First, we need to find the number of moles of propane gas (n) in the sample. We can use the ideal gas law equation to find this:
PV = nRT
Where:
P = pressure (in atm or Pa)
V = volume (in liters or m^3)
n = number of moles
R = ideal gas constant (0.0821 L.atm/(mol.K) for pressure in atmospheres)

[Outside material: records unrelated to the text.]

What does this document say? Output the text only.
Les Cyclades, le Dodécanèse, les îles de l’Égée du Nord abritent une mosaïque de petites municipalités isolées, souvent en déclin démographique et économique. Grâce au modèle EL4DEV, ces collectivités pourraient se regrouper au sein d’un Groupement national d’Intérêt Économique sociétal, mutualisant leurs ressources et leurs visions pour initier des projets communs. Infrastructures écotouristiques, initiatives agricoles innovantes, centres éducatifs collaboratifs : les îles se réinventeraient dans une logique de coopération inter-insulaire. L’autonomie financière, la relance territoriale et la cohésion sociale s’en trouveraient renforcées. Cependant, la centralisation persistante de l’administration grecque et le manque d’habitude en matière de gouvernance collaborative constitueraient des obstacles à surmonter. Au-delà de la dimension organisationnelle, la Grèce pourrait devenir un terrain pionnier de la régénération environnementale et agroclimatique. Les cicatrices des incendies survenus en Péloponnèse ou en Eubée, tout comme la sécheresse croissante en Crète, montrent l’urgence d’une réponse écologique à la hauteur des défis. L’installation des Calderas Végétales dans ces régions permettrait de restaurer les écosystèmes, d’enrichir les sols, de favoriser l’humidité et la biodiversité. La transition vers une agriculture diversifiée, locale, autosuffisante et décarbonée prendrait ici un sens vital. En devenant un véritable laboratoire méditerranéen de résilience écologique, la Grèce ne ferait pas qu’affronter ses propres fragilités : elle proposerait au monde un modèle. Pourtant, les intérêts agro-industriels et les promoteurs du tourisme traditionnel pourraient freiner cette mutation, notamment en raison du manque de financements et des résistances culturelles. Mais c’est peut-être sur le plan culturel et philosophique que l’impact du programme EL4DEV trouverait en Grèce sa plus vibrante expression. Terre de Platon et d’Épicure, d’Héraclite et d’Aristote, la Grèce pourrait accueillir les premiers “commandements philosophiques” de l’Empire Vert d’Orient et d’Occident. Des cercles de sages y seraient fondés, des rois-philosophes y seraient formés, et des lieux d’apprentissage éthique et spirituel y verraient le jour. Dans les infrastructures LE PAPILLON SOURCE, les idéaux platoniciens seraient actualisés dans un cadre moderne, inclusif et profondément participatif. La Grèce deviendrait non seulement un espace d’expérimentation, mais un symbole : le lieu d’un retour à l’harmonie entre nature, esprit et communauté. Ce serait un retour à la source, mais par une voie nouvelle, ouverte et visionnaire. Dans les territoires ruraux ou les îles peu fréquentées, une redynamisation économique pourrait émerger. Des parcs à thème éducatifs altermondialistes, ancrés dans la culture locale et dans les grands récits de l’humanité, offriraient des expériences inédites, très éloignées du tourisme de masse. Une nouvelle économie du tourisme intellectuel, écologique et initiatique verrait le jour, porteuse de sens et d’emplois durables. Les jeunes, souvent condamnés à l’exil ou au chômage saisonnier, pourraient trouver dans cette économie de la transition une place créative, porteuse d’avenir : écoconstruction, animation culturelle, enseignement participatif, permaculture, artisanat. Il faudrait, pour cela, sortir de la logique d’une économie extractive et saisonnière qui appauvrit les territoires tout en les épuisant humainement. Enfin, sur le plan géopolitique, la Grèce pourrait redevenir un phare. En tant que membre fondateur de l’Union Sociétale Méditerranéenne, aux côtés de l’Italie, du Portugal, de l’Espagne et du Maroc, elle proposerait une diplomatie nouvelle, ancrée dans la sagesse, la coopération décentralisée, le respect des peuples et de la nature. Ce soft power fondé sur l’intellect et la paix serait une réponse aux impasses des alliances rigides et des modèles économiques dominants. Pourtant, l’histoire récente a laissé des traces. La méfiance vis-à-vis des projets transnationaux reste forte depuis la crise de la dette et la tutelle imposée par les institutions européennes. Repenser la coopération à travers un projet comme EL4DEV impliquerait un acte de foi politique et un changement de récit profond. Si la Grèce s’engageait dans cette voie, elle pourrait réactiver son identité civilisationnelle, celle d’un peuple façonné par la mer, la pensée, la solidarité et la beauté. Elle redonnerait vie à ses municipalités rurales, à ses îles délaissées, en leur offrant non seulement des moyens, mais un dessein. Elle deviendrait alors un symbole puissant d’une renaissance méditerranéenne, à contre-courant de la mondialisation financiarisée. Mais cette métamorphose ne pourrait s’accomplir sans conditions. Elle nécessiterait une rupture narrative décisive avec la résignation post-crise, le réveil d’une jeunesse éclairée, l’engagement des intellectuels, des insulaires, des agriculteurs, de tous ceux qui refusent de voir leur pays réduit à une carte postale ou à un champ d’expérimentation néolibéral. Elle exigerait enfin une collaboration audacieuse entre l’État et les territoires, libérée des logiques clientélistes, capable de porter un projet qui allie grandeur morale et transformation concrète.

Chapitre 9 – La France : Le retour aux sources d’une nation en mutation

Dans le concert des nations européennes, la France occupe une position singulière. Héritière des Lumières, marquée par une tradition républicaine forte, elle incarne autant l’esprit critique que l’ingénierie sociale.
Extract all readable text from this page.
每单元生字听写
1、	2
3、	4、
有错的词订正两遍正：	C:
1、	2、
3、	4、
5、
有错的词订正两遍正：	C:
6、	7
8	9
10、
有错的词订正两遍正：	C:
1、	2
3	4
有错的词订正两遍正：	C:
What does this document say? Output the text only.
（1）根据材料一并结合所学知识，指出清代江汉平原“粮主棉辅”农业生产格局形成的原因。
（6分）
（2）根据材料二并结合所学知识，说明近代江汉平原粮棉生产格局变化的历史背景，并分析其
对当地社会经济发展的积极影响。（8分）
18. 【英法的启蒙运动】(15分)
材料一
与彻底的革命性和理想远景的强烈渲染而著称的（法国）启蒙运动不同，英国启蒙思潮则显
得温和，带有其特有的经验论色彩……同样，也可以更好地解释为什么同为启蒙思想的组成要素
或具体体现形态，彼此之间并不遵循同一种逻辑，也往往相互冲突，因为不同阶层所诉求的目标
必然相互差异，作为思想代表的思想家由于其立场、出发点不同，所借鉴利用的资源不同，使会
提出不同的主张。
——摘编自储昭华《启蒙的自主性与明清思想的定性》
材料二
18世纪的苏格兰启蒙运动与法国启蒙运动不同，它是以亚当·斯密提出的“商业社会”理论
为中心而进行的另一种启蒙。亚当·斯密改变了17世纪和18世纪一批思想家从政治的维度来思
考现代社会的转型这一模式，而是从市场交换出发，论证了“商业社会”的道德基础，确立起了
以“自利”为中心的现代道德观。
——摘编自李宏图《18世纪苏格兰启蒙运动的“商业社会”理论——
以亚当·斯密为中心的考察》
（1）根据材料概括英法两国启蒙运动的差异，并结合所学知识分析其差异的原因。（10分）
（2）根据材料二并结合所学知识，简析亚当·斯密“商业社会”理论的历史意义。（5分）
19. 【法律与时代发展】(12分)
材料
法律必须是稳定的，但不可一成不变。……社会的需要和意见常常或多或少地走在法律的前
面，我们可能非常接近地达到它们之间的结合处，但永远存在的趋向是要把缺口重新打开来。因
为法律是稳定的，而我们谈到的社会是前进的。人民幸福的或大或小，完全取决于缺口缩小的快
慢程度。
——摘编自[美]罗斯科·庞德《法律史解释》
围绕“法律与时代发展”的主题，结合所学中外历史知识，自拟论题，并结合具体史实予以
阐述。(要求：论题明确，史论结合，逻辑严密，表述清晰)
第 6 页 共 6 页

T = temperature (in Kelvin)
Given:
Pressure = 745 torr (1 atm = 760 torr, so 745 torr is approximately 0.9789 atm)
Volume = 1.25 L
Temperature = 25 degrees Celsius = 25 + 273.15 Kelvin = 298.15 K
Plugging in the values:
(0.9789 atm)(1.25 L) = n(0.0821 L.atm/(mol.K))(298.15 K)
Solving for n:
n = (0.9789 atm)(1.25 L) / (0.0821 L.atm/(mol.K))(298.15 K)
n ≈ 0.0616 mol
Now we know the number of moles of propane, we can assume it is an ideal gas and convert it to standard pressure.
Standard pressure is defined as 1 atm. Since the number of moles (n) of propane gas does not change, we can use the formula PV = nRT to find the new volume at standard pressure.
Plugging in the values:
(1 atm)(V) = (0.0616 mol)(0.0821 L.atm/(mol.K))(298.15 K)
Solving for V:
V ≈ (0.0616 mol)(0.0821 L.atm/(mol.K))(298.15 K) / 1 atm
V ≈ 1.80 L
Therefore, the volume of the dry propane at standard pressure will be approximately 1.80 liters.